Despite never achieving much in the way of fame or financial success during his lifetime, his death turned him into an icon, burnishing his legend as a Lenny Bruce-like truth-teller who used the power of comedy to challenge the status quo. (It also led to a particularly bizarre conspiracy theory that Hicks’s death was faked so he could be reborn as Alex Jones.)

Hicks has become part of the counterculture lexicon. The references on his records are dated—he goes after early 1990s teen heartthrob Joey Lawrence, one-hit wonder Rick Astley, and former country star Billy Ray Cyrus, now best known as Miley’s dad—but that hasn’t stopped every teenager with a passing interest in comedy from finding copies of his recordings in the rabbit hole of contemporary acts who revere him. One doesn’t need to remember when Debbie Gibson was a relevant cultural figure to listen to Hicks unleash one of his signature rants about the one-time pop star.

So it makes sense that his story is due for a biopic. (One was proposed in 2008, reportedly directed by and starring Russell Crowe, but never got off the ground.) And it makes sense that Linklater, who came of age in a religious Houston family at the same time that Hicks did, would be the one to tell it. Film and pop culture website Collider, which broke the news that Linklater had signed on to the project, quoted his gushing comments about Hicks in the 2010 documentary American: The Bill Hicks Story. “There’s not quite any others like him,” Linklater told the documentary crew. “They don’t speak in the same voice. You’d think people would take that torch and go with it, but it’s a rare combination of that kind of intelligence… Everything that’s going on in our culture, I always think, what would Bill Hicks be doing? You just miss him.”

People have been asking what Hicks would have to say about our current culture roughly since his death, and internet forums have been devoted to the question for decades. In 2006, Soft Skull Press published What Would Bill Hicks Say?, a collection of essays by famous fans and admirers who attempted to mimic his voice to produce Hicks-ian rants about events like the Iraq War and American Idol. Every few weeks, Reddit threads pop up arguing about whether Hicks, were he still alive, would be on the current political left or political right.

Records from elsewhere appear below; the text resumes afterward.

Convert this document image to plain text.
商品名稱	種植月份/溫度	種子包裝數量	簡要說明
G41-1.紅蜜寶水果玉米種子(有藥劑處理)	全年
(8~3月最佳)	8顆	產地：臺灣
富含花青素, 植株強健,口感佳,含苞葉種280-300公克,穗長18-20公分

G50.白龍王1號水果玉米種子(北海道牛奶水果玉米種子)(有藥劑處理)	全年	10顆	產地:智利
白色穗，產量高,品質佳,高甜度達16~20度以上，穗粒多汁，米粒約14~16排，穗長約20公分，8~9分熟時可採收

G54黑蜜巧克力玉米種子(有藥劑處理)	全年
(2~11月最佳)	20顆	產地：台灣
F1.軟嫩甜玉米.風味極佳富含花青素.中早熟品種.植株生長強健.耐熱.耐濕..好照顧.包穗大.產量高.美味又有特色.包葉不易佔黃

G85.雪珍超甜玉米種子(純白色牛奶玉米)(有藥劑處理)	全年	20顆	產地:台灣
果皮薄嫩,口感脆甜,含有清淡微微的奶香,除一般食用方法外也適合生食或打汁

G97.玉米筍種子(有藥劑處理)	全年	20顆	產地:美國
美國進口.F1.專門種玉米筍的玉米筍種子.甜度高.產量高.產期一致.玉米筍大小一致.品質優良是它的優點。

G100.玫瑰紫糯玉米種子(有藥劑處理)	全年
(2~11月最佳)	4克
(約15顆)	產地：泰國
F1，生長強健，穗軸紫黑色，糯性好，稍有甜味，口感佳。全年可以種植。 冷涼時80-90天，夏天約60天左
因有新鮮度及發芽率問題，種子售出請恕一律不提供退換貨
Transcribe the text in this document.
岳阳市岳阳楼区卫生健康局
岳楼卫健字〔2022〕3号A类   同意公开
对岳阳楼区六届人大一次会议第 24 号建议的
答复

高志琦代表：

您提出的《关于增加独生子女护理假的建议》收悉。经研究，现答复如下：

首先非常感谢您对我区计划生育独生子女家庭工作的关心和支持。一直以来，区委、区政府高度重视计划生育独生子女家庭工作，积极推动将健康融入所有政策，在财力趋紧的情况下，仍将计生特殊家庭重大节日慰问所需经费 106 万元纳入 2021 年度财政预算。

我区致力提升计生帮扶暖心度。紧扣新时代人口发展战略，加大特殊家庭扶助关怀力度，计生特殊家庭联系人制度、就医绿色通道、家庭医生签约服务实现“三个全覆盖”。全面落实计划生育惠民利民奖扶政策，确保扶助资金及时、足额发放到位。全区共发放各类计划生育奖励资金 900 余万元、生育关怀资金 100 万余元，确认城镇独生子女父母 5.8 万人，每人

The answers to these questions tend to be much more about how the person who admired Hicks sees the world and how they’ve interpreted their own admiration than about the man himself, but they also speak to his legend. There aren’t ongoing debates about what John Belushi would say about the world we live in today, or how Sam Kinison might react to our current environment. Hicks occupies an outsized role, one in which fans have long attempted to use his memory as a sort of moral righteousness—if Hicks would have hated it, it’s probably bad.

By making the biopic, Linklater will be in a unique position to explore what Hicks would say, as the film will likely introduce a new generation to the comedian. It remains to be seen whether Linklater will resist the urge shared by many Hicks fans to interpret current events through his lens (in the hands of an unsubtle filmmaker, it’s not hard to imagine a scene set in the 1980s or 1990s in which Hicks’s character remarks on a pre-politics Donald Trump). But regardless, a Bill Hicks biopic is likely to further build the mythology of the comedian as the lone truth-teller, ignored by his home country for his willingness to say things that were unpopular, leaving admirers to wonder what unpopular things he might say now.